Completeness means that the data set contains all the documentation, calibration and ancillary information needed to interpret the data. Any files used as input to create the data files should be included (for example, ephemerides for the spacecraft or target body). Generally speaking, for archive purposes we prefer to have primitive data (which has perhaps been mechanically reduced but has not yet had any scientific interpretation applied in the process), as well as the final, interpreted data set (e.g., the project data set for a spacecraft mission).

Completeness does not necessarily mean that every single bit produced by the project has been saved. If the data supplier or the review panel determine that some section of the data are scientifically meaningless (due to instrument failure, for example), those data can and should be deleted from the data set prior to archiving.


Intelligibility is concerned with the physical and logical formatting of the data files. Electronic data are considered intelligible if they are readable by any reasonable computer system operated by a knowledgeable user who has access to the data set documentation. We assume that such a user and system can display any ASCII files included in the data set without difficulty, and thus has access to the documentation included with the data set. The documentation should provide sufficient details about the physical and logical format for the user to either read the data directly into an application, or reformat the data as necessary to use it.

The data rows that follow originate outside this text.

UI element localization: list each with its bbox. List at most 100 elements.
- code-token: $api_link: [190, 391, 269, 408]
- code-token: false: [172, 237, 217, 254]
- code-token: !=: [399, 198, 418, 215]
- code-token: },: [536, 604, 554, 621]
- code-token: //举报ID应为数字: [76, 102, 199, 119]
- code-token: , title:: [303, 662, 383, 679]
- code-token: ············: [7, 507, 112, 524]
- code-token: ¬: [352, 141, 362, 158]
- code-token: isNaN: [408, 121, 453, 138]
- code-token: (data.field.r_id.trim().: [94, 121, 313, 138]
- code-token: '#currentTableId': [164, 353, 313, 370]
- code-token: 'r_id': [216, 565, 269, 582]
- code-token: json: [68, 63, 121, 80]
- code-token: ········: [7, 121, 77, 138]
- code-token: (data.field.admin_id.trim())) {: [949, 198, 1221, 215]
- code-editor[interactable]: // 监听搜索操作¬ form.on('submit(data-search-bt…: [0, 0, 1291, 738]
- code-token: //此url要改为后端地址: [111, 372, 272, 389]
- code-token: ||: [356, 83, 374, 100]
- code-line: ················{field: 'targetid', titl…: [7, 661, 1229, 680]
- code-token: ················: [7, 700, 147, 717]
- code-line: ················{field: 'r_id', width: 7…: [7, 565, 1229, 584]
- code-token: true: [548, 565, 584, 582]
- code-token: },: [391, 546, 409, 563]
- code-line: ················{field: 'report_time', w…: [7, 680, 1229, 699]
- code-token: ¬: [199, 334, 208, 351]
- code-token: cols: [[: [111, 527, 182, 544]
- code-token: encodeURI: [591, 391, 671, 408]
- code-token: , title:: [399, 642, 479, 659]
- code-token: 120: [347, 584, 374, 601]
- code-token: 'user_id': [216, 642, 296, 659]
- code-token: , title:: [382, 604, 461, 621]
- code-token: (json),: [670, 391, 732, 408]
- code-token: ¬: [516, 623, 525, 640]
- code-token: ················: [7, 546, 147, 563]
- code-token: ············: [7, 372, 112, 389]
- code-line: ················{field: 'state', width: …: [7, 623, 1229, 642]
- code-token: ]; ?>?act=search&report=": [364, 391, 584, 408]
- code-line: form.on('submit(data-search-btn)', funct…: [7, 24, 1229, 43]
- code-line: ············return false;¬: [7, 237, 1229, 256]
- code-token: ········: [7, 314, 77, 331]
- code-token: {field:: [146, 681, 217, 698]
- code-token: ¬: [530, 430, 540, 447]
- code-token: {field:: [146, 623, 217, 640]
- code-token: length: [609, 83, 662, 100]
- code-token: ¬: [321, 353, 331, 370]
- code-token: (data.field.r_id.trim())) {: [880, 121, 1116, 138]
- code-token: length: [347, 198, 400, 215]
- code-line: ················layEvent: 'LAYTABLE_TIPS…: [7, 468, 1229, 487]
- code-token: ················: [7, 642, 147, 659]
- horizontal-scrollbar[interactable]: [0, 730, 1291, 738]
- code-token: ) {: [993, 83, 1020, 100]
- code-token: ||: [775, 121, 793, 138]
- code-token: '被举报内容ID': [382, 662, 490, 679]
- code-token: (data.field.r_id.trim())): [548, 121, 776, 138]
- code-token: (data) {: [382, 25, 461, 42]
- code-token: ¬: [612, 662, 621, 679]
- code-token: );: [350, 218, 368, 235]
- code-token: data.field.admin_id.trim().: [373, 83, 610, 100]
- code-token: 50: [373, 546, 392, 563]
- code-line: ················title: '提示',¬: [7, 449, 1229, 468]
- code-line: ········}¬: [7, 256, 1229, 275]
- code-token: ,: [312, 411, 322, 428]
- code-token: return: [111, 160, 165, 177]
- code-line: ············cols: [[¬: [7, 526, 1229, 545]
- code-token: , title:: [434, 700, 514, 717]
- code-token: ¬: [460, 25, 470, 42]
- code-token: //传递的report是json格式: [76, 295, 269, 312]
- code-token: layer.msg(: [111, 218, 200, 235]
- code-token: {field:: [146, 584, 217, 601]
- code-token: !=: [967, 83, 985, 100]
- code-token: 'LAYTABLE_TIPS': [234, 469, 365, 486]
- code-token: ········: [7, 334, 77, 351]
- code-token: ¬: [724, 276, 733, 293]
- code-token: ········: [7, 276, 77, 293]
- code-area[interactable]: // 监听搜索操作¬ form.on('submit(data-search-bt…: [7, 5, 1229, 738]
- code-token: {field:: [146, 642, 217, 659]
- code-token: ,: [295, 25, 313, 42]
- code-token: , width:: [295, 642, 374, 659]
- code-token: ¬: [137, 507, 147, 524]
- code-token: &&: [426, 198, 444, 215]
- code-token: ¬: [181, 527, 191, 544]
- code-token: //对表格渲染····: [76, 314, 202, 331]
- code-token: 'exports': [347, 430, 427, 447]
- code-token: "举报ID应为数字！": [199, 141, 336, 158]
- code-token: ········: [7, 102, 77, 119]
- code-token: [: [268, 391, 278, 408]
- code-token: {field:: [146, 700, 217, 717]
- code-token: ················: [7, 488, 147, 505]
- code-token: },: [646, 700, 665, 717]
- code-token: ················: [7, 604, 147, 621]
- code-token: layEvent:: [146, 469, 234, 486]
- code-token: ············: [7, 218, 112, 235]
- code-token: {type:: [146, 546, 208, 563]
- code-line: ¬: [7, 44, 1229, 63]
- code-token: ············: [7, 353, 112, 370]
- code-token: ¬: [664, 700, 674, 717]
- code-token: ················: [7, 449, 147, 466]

Intelligibility does not mean that the data must be in the most convenient format. Rather, considerations of long-term archiving and support for future research play the major role in this determination. In other words, given the choice between a format which is convenient but specific to some software application(s) and a format which is based on a long-lived albeit inconvenient standard, the standard format should be given preference. For ASCII data, formats which make the data easy to read visually are preferred, since visual inspection is a tried-and-true method for reading data and is unlikely to be supplanted.


Whether the data are interpretable or not depends largely on the documentation. At the record level, the documentation should define the meaning, units of measure and significance of each field. At higher levels the documentation should describe how the data were collected and reduced to their current state. Calibration files and other ancillary data should be available and themselves documented.

Interpretability should be measured with respect to a knowledgeable professional. That is, interpretability does not mean that the documentation must explain the data and their significance at the level of the general lay public.

Archival Quality

Fitness for archiving should be interpreted with respect to the research archive goals of the PDS. It is neither the intention nor the purpose of the PDS to make immediately available the latest revision of every possible data set; nor is it desirable to congest the archive with data of questionable quality. The opinions of the outside reviewers are weighed very heavily in determining whether a data set is of archive quality.